Magic Johnson is the all-time leader in assists per game, having notched 11.2 per contest over a total of 13 seasons (counting an abortive comeback attempt in 1996.) He flirted with averaging a triple-double in the 1981-82 season, averaging 18.6 points, 9.6 rebounds, and 9.5 assists a game that year. Indeed, the popularization of the triple-double as a stat worth reporting in the basketball news was thanks largely to the need reporters had to find a way to properly glorify Magic’s versatility.
Russell Westbrook will probably not be the all-time leader in anything by the time he retires except possibly for usage rate. He averages a triple-double and dishes out assists, but he is never seen as making his teammates better; indeed, he will never be seen as half the teammate Magic Johnson was. Yet his stats? They’re right out of the Magic Johnson collection.
Kareem Abdul-Jabbar once said of Magic Johnson that “he could shoot three shots and still have a huge impact on the game”; indeed, Johnson was not a volume shooter, averaging only 13.2 field goal attempts a game for his career (on which he scored a remarkably efficient 19.5 points.)
But still, if you want historically great stat sheet stuffers, you’ve really only got two guys to haul out, Magic and Oscar Robertson, and enough ink’s been spilled comparing Russ to Big O. We’re going to take Westbrook’s best statistical season to date, the 2014-15 season, when he put up the second-highest usage rate in league history thanks to a Kevin Durant injury, and we’re going to compare it against Magic’s age 26 year, 1985-86. Whose cuisine reigns supreme?
(Note: This article originally appeared February 15, 2017.)
The Big Questions
How do you like your scorers? Volume (Westbrook’s 28.1 points on 22.0 FGA per game and 42.6 percent shooting)? Or super-efficient (Magic’s 18.8 on 12.8 and 52.6?)
Do you prefer a good assist-to-turnover ratio (Magic’s 12.6 assists and 3.8 turnovers a game, for 3.32 dimes per giveaway)? Or do you allow for the fact that Magic’s teammates weren’t dog crap shooters the way the 2014-15 Thunder without Durant were (Westbrook’s 8.6-to-4.4 but with a 47.0 assist percentage against Magic’s 45.1)?

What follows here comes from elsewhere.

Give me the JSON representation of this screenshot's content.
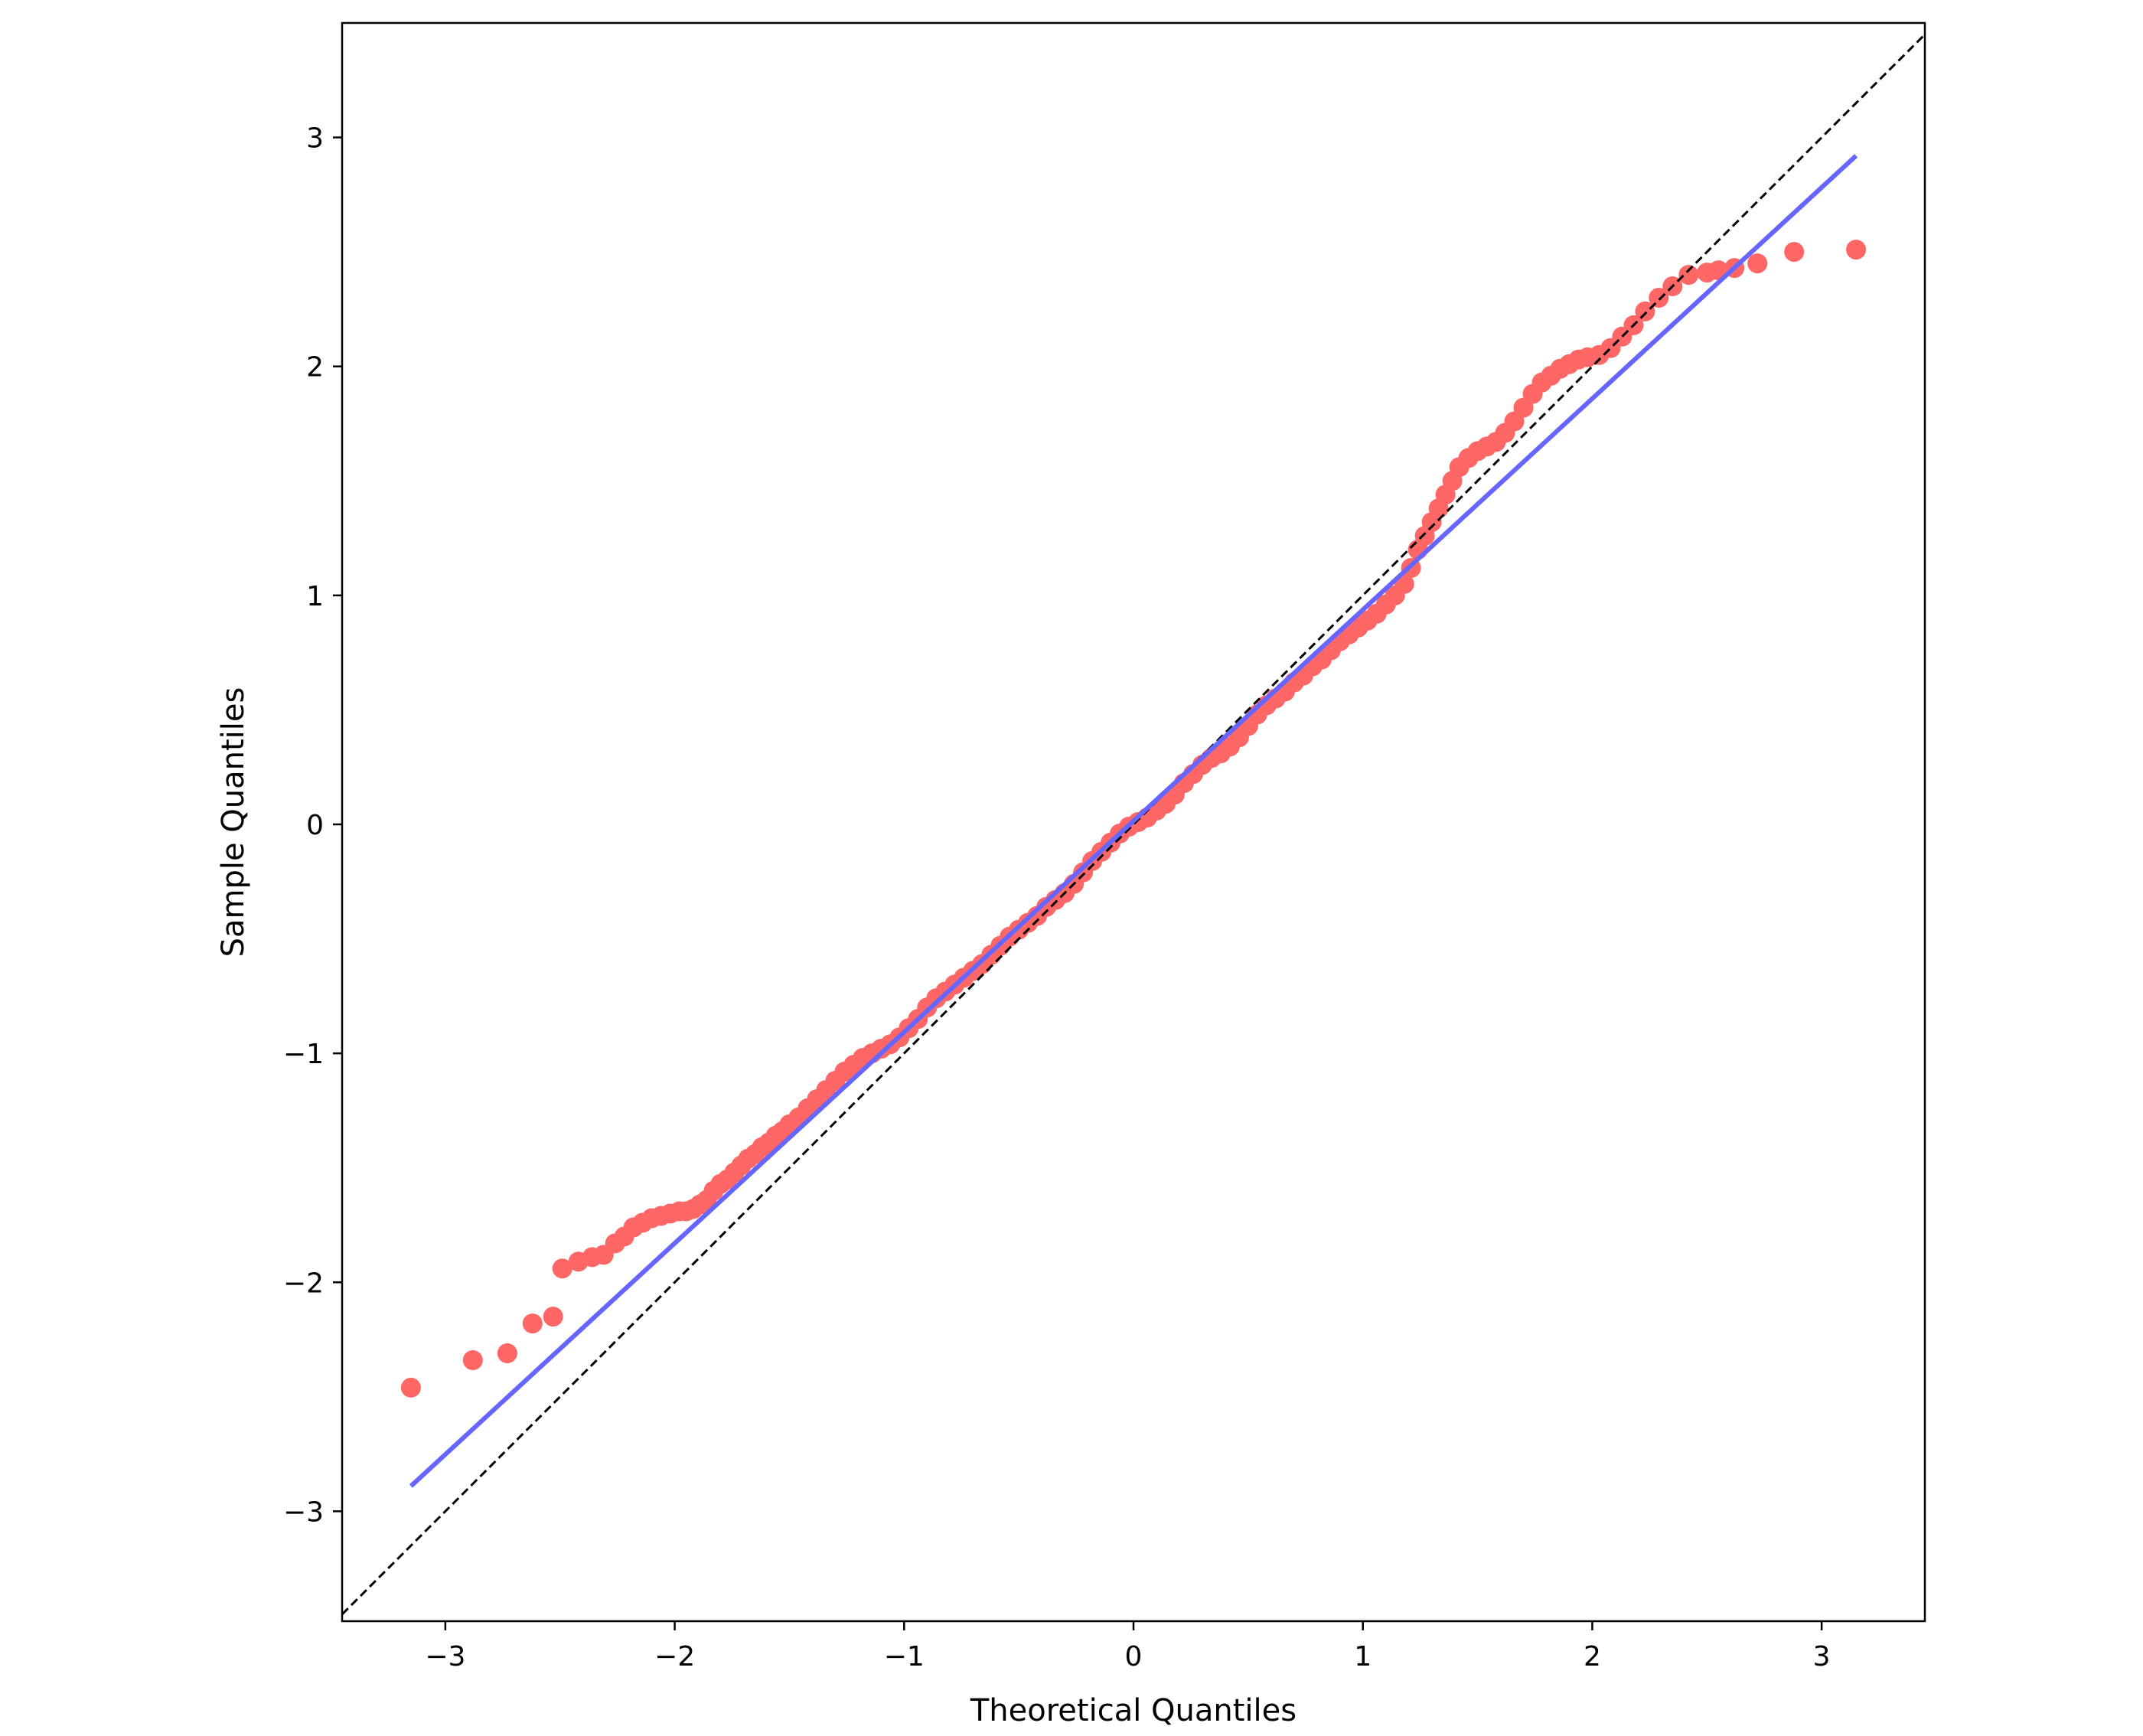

And speaking of turnovers, do you care more about simply not committing them (Magic: 3.8 per game, Russ: 4.4) or committing them on fewer possessions (Magic: 19.8 turnover percentage, Russ: 14.3)?
How about free throws? Both guys were great at getting to the line (FT rate for Magic: .473, Russ: .445) but Magic shot them better (87.1 vs. 83.5 percent).
The Elephant in the Room
Magic’s Lakers were, with him as a key component, the best team in the 1980s (sorry Celtics fans, LA won five titles, including two head-to-head matchups out of three with the Celtics, and went to a total of nine NBA Finals during Johnson’s career; the Celtics under Bird won three titles, only one of which was against their nemesis (they beat the Houston Rockets in the other two Finals), and went to a total of only five championship series.

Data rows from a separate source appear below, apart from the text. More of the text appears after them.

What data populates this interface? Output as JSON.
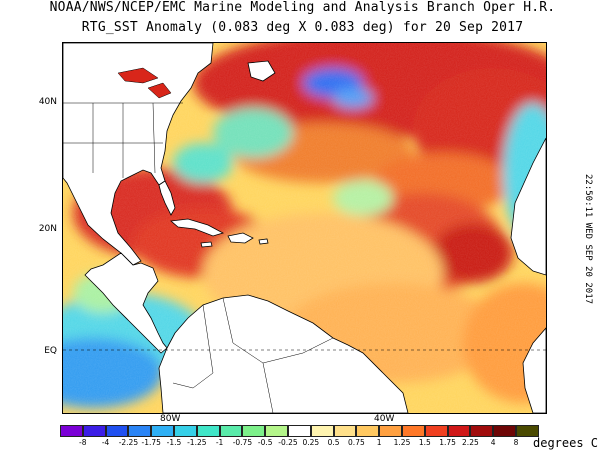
{
  "header": {
    "title_line1": "NOAA/NWS/NCEP/EMC Marine Modeling and Analysis Branch Oper H.R.",
    "title_line2": "RTG_SST Anomaly (0.083 deg X 0.083 deg) for 20 Sep 2017"
  },
  "map": {
    "lat_labels": [
      "40N",
      "20N",
      "EQ"
    ],
    "lon_labels": [
      "80W",
      "40W"
    ],
    "timestamp": "22:50:11 WED SEP 20 2017",
    "equator_line": "dashed"
  },
  "legend": {
    "unit_label": "degrees C",
    "tick_labels": [
      "-8",
      "-4",
      "-2.25",
      "-1.75",
      "-1.5",
      "-1.25",
      "-1",
      "-0.75",
      "-0.5",
      "-0.25",
      "0.25",
      "0.5",
      "0.75",
      "1",
      "1.25",
      "1.5",
      "1.75",
      "2.25",
      "4",
      "8"
    ],
    "colors": [
      "#7b00d6",
      "#3c1ee6",
      "#2050f0",
      "#2a84f5",
      "#2fb0f5",
      "#36d0e8",
      "#40e6c8",
      "#5aebaa",
      "#7df08a",
      "#b4f58a",
      "#ffffff",
      "#fff4b0",
      "#ffe08a",
      "#ffc860",
      "#ffa040",
      "#ff7828",
      "#f04020",
      "#d01818",
      "#a00c0c",
      "#6e0606",
      "#4a4a00"
    ]
  },
  "colors": {
    "land": "#ffffff",
    "ocean_warm": "#d8261a",
    "ocean_neutral": "#ffd870",
    "ocean_cool": "#4fd6e6",
    "coast": "#000000"
  }
}
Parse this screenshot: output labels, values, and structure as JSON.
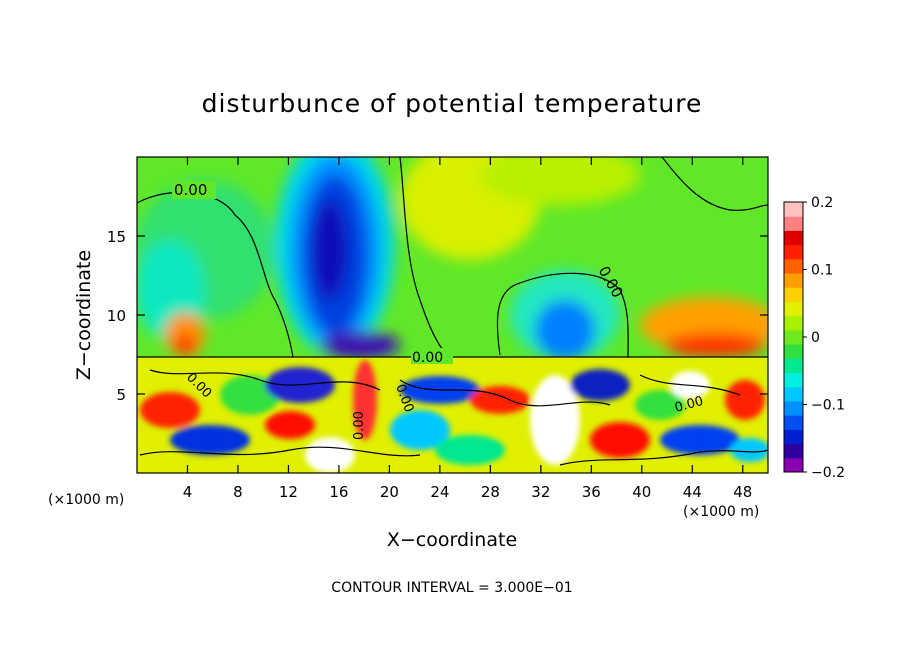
{
  "chart_data": {
    "type": "heatmap",
    "title": "disturbunce of potential temperature",
    "xlabel": "X−coordinate",
    "ylabel": "Z−coordinate",
    "x_unit_left": "(×1000 m)",
    "x_unit_right": "(×1000 m)",
    "xlim": [
      0,
      50
    ],
    "ylim": [
      0,
      20
    ],
    "x_ticks": [
      4,
      8,
      12,
      16,
      20,
      24,
      28,
      32,
      36,
      40,
      44,
      48
    ],
    "y_ticks": [
      5,
      10,
      15
    ],
    "colorbar": {
      "range": [
        -0.2,
        0.2
      ],
      "tick_values": [
        0.2,
        0.1,
        0,
        -0.1,
        -0.2
      ],
      "tick_labels": [
        "0.2",
        "0.1",
        "0",
        "−0.1",
        "−0.2"
      ],
      "colors": [
        "#8a00b0",
        "#3000a0",
        "#0020d0",
        "#0050f0",
        "#0090ff",
        "#00c8ff",
        "#00f0e0",
        "#00e890",
        "#30e040",
        "#70e820",
        "#a8f000",
        "#e0f000",
        "#ffd000",
        "#ffa000",
        "#ff6000",
        "#ff2000",
        "#e00000",
        "#ff8080",
        "#ffc0c0"
      ]
    },
    "contour_labels": [
      "0.00",
      "0.00",
      "0.00",
      "0.00",
      "0.00",
      "0.00",
      "0.00"
    ],
    "contour_interval_text": "CONTOUR INTERVAL = 3.000E−01",
    "grid": false
  }
}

Westbrook’s Thunder went to one Finals (2012, losing to LeBron James and the Miami Heat in five games) and, thanks in part to the James Harden trade, no more. In their age 26 seasons, Westbrook watched the playoffs on television while Magic and company lost the Western Conference Finals to that same Rockets team that proved the difference between what happened in history and what would otherwise have been four straight years of LA and Boston going head-to-head in June.
Look, we’re fans of what Russ is doing here at Pace and Space. Anyone who can rack up not only gaudy counting stats, but historically un-freaking-believable counting stats that, if scaled to 1962 pace of play, would be the greatest statistical season of all time, is our kind of player.
But c’mon, man. Not only does Magic gain a slight edge in just about every advanced stat you’d care to name, he also had the context of being the straw that stirred the drink on one of the greatest dynasties ever assembled, a team that was such a fixture come playoff time that they only failed to make the NBA Finals three times in Johnson’s pre-HIV-diagnosis 12-year career.
Russell Westbrook is good. He was very good in 2014-15 when it was mainly his team and he had his best statistical season prior to this year. But at age 26? He was nowhere close to Magic Johnson. This one really isn’t close.
THE WINNER: Magic Johnson, by a very large margin.